To help companies show their banks and accountants that they complied with these government mandates, Shred-it and Asset Recovery offer to bring their disk-destruction equipment to a company's office, obliterate the disks in front of customer witnesses and provide written certification of the destruction. It costs about $10 a disk.

They are two of a handful of companies offering disk-drive destruction in the Twin Cities. Competition is so fierce that the companies even brag about the speed of their service. Asset Recovery says it can smash one disk drive every 15 seconds. Shred-it says it can pulverize a drive in about 6 seconds.

Of course there are other ways to get rid of data besides smashing a disk drive. "Disk eraser" programs overwrite a disk seven times with zeros or random numbers -- something that Asset Recovery offers as an option. There also are devices that wipe disks clean using magnetic fields, a process called "degaussing."

Overwriting may not do it

So why the appetite for destruction?

"Overwriting the information on a disk may be enough to destroy the data, but there are a lot of savvy criminals out there," said Josh Meyer, a facilities specialist at St. Paul's Bremer Bank who uses the Shred-it service to destroy 50 disk drives a year. "Even if the odds are very small that something might happen to that data, they're never small enough unless they're zero -- so we're zeroing out the chances."
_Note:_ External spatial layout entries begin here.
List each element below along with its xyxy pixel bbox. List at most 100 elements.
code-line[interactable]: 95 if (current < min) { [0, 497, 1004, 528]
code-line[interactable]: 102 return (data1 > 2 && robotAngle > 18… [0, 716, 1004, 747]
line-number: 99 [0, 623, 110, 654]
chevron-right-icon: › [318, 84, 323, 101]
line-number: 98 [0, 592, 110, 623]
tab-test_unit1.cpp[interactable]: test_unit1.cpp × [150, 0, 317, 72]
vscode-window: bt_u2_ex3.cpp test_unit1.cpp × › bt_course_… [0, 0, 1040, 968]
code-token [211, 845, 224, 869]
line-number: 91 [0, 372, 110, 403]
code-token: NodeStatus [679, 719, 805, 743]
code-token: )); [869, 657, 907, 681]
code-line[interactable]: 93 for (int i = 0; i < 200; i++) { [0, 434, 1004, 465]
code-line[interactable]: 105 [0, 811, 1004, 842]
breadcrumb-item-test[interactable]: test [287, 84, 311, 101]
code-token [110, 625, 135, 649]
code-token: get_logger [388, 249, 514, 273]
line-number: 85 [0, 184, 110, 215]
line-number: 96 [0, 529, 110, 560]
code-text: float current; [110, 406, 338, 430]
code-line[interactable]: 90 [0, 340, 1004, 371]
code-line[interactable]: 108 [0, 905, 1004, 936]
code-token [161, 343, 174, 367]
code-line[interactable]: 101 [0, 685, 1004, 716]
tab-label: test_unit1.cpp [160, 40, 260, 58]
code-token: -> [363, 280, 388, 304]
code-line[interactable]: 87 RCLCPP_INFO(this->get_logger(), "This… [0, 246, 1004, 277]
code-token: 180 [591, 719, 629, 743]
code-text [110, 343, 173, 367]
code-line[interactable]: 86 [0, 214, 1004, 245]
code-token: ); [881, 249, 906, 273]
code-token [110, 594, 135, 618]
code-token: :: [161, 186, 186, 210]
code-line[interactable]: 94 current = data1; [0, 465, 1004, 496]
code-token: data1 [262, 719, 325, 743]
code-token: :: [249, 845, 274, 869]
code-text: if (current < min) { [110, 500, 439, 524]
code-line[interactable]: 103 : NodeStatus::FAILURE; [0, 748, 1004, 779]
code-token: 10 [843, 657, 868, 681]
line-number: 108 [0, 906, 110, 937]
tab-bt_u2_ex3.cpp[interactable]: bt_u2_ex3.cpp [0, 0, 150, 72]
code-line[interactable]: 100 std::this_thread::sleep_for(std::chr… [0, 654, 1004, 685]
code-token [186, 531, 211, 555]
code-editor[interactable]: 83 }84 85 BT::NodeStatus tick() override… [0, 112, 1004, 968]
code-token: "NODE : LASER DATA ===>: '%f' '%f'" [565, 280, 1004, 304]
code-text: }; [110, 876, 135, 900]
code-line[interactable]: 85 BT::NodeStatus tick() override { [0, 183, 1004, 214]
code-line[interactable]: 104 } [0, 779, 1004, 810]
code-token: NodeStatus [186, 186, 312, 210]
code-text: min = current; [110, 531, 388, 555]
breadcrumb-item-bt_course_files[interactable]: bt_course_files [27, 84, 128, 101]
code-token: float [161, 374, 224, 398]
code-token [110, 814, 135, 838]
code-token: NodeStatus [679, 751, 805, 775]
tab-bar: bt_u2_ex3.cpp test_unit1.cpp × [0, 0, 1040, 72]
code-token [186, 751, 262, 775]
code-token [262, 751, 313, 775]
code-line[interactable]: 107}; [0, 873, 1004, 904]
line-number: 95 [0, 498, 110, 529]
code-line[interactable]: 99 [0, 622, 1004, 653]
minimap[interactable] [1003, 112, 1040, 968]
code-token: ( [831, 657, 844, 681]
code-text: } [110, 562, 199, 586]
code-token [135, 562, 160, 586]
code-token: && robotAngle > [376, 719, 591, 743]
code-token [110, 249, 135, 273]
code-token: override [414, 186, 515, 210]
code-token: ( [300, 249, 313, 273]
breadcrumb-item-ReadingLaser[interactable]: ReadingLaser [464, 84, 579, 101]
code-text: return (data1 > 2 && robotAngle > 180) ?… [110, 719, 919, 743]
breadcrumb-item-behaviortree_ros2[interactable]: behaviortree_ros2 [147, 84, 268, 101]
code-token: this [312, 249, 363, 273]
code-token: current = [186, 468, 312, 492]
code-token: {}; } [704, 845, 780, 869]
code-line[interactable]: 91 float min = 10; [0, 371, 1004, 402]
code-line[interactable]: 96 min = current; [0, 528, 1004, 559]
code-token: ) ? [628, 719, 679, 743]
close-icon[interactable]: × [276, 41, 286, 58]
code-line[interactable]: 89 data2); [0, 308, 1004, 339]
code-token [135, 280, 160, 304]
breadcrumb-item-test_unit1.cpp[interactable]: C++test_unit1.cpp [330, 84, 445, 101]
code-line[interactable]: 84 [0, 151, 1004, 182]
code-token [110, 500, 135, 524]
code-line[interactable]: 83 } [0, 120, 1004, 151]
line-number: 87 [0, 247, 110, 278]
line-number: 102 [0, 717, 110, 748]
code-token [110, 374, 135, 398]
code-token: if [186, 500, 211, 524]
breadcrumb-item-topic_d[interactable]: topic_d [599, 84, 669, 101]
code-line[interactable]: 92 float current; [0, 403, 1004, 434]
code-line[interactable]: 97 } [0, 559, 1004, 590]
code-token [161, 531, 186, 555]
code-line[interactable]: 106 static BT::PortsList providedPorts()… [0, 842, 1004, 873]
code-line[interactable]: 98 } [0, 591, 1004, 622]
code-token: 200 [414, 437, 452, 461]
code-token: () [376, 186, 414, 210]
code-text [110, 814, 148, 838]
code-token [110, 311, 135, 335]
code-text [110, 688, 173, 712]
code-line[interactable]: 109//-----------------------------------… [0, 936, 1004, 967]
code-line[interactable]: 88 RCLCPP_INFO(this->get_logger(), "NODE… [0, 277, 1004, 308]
Asset Recovery crushes disks as part of its computer recycling operations, which also include services such as removing corporate asset tags before reselling used computer equipment on behalf of a corporation. While the company sells its crushers for $5,000 each, it says most customers would rather buy the service than do it themselves.

Shred-it pulverizes disk drives as an extension of its 20-year-old document shredding business; the disk drives are shredded in similar machines with a 40-inch-long rotating shaft with knife blades every half-inch. The firm, a privately owned franchisee of Shred-it, a Canadian company, won't sell its machines because they contain proprietary technology.

Both companies say they're environmentally friendly, because they send out the remnants of destroyed disk drives for reclamation of the aluminum, copper and lead they contain and appropriate disposal of the rest.

Asset Recovery also destroys other computer-like devices that hold data, such as magnetic backup tapes, personal digital assistants, cell phones and copiers. Shred-it also destroys DVDs and CDs, backup tapes and finger-size flash drives.

Both companies focus on businesses, but they'll also provide services to consumers. Asset Recovery will destroy your disk drive as part of recycling your old computer and monitor for about $30.

Rising sales of disk drives in 2007 -- unit shipments rose 18.9 percent worldwide last year according to California research firm iSuppli Corp. -- suggests that the two firms may be in the destruction business for a long time to come.

"Most people are still not aware that you can destroy a disk drive the way we do," said Tom Vettel, president of Shred-it Minnesota.

"Once it becomes more popular, it could be a real growth market."